Pochi figli al Sud, la ricetta di Perna e Sem: “La pubblica amministrazione deve riassumere”

Antonino Perna

Tonino Perna si spoglia, almeno per un giorno, dei panni di assessore alla Cultura del Comune di Messina e indossa quelli di presidente di Sem, Sinistra euromediterranea. Nel mirino le politiche del Mezzogiorno operate dallo Stato. “L’Italia – denuncia insieme al portavoce di Sem, Luigi Pandolfi – si ricorda dell’esistenza del Sud una volta l’anno, quando il rapporto Svimez rende noti i dati del divario crescente con il resto del Paese. Quest’anno si denuncia il fatto che nel Mezzogiorno si fanno meno figli che nel resto del Paese a causa della crisi”.

Il duo Perna – Pandolfi ricorda come, paradossalmente, fino agli anni ’70 del secolo scorso, il problema fosse che i meridionali facevano troppi figli e per quello erano poveri: “Tutti si strappano le vesti, si indignano per la tremenda condizione giovanile, per la scandalosa assenza di occasioni di lavoro degno di questo nome, ma alla fine niente cambia. Siamo stufi di questi pianti da coccodrillo, pensiamo ad una risposta immediata ed urgente per dare un po’ di ossigeno alle nuove generazioni”.

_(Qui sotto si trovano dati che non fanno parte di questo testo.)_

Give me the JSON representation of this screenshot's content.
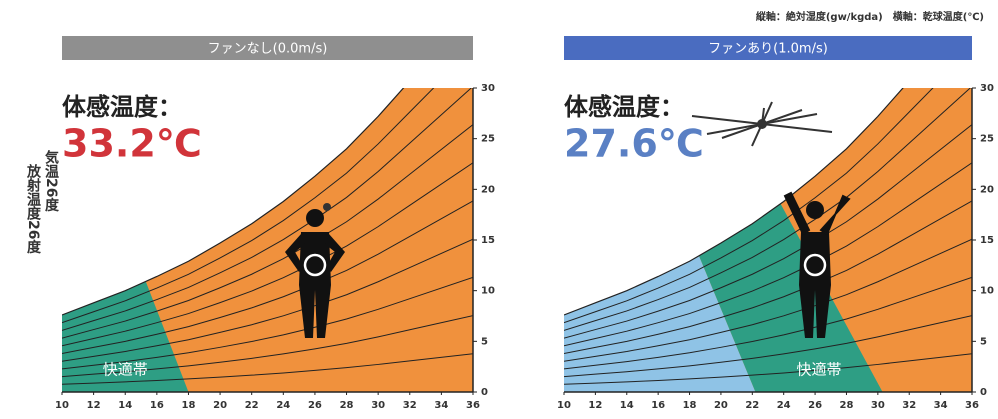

Questa la ricetta proposta dai vertici di Sem: “La pubblica amministrazione deve tornare ad assumere nel Mezzogiorno, come nel resto del Paese. In questi ultimi 6 anni si sono persi oltre 400mila posti di lavoro nella pubblica amministrazione, in Italia, di cui 180mila nel Mezzogiorno. Mancano medici, insegnanti, assistenti sociali, perché il tourn over è fermo da troppo tempo. Nell’immediato questa è la sola risposta possibile al dramma della disoccupazione di massa che colpisce i giovani del nostro Sud. E’ da folli pensare che la questione possa essere affrontata con vecchie ricette liberiste (meno tasse alle imprese uguale più crescita) come sta facendo il governo Renzi”.

Perna e Pandolfi si appellano ai “recentissimi dati sulla competizione industriale forniti dalla Commissione europea”: “La crisi – dicono – ha incentivato il fenomeno delle delocalizzazioni produttive verso est (In Italia -20% di aziende manifatturiere e -25% di prodotto), con conseguente perdita di posti di lavoro. E non saranno misure palliative, su questo versante, a far recuperare al Paese il terreno perduto. Men che meno al Mezzogiorno – concludono – che, con ogni evidenza, non può essere messo in competizione con la Serbia e gli altri paesi dell’ex blocco socialista”.